Своих посетителей Фаина Георгиевна встречала не просто как дорогих гостей, но и как своих зрителей. Да вот так получалось, что они приходили на мини-спектакли. Раневская не давала своим гостям говорить о своей болезни, затрагивать эту тему вообще. Она рассказывала о всяких забавных и простых случаях, которые происходили в больнице, артистически изображая при этом каждого участника сцены, прибавляла в эпизоды едкую сатиру или добродушный юмор. Своего лечащего врача она изображала такой удивительно-образованной, чуткой, доброй и милой женщиной, прекрасно эрудированной, что когда подруги Раневской увидели эту врачиху своими глазами, не могли поверить, что именно о ней рассказывала Раневская: невзрачная, маленькая женщина…

У этой врачихи Раневская выпросила немало разных лекарств. Она делала вид, что одни принимает, другие будет принимать дома, но на самом деле все аккуратно складывала.

Когда ее выписали, она, хотя и чувствовала себя здоровой, была глубоко уставшей. Все лекарства, которые ей передавала лечащий врач, она тут же попросила отвезти Елене Сергеевне Булгаковой, своей подруге, жене Михаила Булгакова.

Как она сама впоследствии признавалась, эти лекарства хоть самую малость оправдывали ее нахождение в «кремлевке».

«Я выписалась из больницы, где мне было очень тяжело, потому что чувствую себя неловко среди „избранных“ и считаю величайшей подлостью эти больницы»…

Пазл 6. Несыгранная роль

Сергей Эйзенштейн очень тщательно, придирчиво даже подходил к выбору актеров на роли в своих фильмах. И не только к главным — ко всем вообще. Даже к массовке были у него свои требования: он хотел видеть не просто людей, но характеры, готовые образы. Поэтому подбор актеров для съемок фильма «Иван Грозный» был для режиссера одним из самых ответственных моментов, временем раздумий и истерзанных нервов. Ведь выбрать актера на роль еще далеко не значило, что он будет сниматься: предварительно все актеры должны были пройти утверждение в госкомитете. А там следили строго…

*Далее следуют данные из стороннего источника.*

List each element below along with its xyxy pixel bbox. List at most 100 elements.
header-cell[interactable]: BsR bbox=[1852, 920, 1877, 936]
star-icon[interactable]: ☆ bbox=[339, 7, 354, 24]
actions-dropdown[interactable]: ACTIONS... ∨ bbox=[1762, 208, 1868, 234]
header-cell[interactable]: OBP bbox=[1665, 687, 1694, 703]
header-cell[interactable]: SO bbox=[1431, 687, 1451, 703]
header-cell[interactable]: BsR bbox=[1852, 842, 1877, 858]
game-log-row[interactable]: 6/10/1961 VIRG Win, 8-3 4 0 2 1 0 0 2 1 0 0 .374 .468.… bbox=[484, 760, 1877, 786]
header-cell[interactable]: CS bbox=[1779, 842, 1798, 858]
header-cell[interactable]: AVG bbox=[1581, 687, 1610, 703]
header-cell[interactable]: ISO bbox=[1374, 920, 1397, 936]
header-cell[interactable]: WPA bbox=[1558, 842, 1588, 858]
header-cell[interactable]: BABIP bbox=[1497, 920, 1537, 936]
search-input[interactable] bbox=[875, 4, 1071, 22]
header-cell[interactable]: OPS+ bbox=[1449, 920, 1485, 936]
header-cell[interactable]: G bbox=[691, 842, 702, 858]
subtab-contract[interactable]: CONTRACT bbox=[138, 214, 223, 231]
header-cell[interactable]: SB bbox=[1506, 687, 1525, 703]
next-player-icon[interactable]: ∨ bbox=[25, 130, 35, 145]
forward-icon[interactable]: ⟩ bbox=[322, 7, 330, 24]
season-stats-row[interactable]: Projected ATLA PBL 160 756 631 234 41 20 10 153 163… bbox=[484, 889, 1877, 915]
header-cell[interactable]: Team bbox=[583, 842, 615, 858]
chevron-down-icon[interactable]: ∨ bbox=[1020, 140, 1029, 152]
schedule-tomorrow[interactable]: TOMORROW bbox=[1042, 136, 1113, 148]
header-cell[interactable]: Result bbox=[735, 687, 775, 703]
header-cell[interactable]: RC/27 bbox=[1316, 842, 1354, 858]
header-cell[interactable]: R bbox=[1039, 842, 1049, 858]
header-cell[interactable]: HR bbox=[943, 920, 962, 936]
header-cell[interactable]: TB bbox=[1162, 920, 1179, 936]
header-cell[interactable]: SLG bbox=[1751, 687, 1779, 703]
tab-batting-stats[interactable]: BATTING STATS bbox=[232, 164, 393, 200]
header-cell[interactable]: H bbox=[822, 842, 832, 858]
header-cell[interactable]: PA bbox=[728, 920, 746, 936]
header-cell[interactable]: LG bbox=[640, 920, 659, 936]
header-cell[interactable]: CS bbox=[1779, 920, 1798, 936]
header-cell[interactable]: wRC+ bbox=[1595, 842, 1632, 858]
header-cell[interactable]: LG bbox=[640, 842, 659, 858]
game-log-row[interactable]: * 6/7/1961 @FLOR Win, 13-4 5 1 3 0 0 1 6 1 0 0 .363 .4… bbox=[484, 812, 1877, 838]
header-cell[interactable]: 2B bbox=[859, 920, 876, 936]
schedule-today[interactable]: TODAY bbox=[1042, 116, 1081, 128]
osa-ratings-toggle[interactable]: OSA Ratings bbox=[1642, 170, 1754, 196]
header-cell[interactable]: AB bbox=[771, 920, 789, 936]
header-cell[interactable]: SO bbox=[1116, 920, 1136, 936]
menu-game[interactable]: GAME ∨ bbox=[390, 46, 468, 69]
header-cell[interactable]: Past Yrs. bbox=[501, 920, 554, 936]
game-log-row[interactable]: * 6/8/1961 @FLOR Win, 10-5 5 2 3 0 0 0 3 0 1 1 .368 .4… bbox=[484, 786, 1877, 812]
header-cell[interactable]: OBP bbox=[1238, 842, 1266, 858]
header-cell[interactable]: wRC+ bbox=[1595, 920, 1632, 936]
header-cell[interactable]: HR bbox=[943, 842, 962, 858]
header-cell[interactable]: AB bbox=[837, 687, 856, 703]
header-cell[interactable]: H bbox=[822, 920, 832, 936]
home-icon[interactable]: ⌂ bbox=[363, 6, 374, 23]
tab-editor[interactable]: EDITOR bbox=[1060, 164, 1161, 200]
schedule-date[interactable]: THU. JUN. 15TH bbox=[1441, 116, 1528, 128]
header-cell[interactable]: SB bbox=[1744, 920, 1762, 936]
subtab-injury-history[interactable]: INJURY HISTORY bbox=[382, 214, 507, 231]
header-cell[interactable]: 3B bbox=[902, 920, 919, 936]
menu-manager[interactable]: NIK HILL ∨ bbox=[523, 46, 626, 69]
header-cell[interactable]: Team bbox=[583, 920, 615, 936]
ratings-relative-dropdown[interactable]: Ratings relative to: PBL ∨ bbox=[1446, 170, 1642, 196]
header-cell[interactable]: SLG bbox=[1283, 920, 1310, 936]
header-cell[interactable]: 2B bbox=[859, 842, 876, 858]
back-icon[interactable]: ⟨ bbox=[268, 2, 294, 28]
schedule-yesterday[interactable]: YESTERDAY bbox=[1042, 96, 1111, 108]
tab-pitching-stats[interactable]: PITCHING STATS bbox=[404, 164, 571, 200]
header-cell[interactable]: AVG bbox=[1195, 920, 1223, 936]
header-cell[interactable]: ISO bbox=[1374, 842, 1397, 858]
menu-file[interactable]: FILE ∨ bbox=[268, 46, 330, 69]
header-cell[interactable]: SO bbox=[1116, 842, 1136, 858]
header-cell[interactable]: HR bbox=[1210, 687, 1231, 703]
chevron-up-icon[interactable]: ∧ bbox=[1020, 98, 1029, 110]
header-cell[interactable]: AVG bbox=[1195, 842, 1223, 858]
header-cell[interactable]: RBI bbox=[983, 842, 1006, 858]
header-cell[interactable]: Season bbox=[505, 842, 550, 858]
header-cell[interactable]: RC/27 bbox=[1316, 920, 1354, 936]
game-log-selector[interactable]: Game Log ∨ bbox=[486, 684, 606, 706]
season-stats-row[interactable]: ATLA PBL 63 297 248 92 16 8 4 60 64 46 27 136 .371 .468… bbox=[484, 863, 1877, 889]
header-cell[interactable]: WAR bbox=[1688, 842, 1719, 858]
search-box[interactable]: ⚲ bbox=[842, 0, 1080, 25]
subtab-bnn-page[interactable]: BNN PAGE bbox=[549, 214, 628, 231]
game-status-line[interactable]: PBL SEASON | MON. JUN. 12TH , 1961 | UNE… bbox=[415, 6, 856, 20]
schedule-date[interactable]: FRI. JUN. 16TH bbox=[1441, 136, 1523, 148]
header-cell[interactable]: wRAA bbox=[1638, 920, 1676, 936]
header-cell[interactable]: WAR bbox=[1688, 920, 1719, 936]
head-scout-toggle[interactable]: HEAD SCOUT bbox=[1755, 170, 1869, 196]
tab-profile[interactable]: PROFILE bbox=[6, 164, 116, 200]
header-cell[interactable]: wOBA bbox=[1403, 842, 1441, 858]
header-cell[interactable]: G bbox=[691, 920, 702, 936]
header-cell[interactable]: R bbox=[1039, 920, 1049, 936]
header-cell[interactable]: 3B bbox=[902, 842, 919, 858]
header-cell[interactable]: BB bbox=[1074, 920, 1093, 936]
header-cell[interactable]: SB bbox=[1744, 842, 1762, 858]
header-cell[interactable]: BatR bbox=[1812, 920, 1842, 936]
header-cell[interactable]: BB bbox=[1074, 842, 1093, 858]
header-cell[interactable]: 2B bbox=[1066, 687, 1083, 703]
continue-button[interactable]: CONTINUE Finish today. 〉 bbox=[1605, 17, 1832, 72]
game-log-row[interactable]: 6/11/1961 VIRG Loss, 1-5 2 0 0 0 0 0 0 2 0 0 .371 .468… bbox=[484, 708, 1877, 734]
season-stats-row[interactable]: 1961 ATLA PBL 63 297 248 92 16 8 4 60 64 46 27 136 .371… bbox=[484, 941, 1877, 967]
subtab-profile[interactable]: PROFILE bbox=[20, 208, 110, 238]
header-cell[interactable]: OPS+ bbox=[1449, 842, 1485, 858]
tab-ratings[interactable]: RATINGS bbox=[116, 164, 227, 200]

На роль тетки Ивана Грозного, женщины сильной, волевой, играющей немалую роль в фильме, Эйзенштейн сразу же пригласил Фаину Раневскую. Именно такой она ему и виделась: умной, острой на слово, сильной. Уже проведя первую встречу с Раневской, режиссер понял, что не ошибся: Раневская не только подходила как актриса, она прекрасно разбиралась в истории того времени, она, что называется, чувствовала эпоху.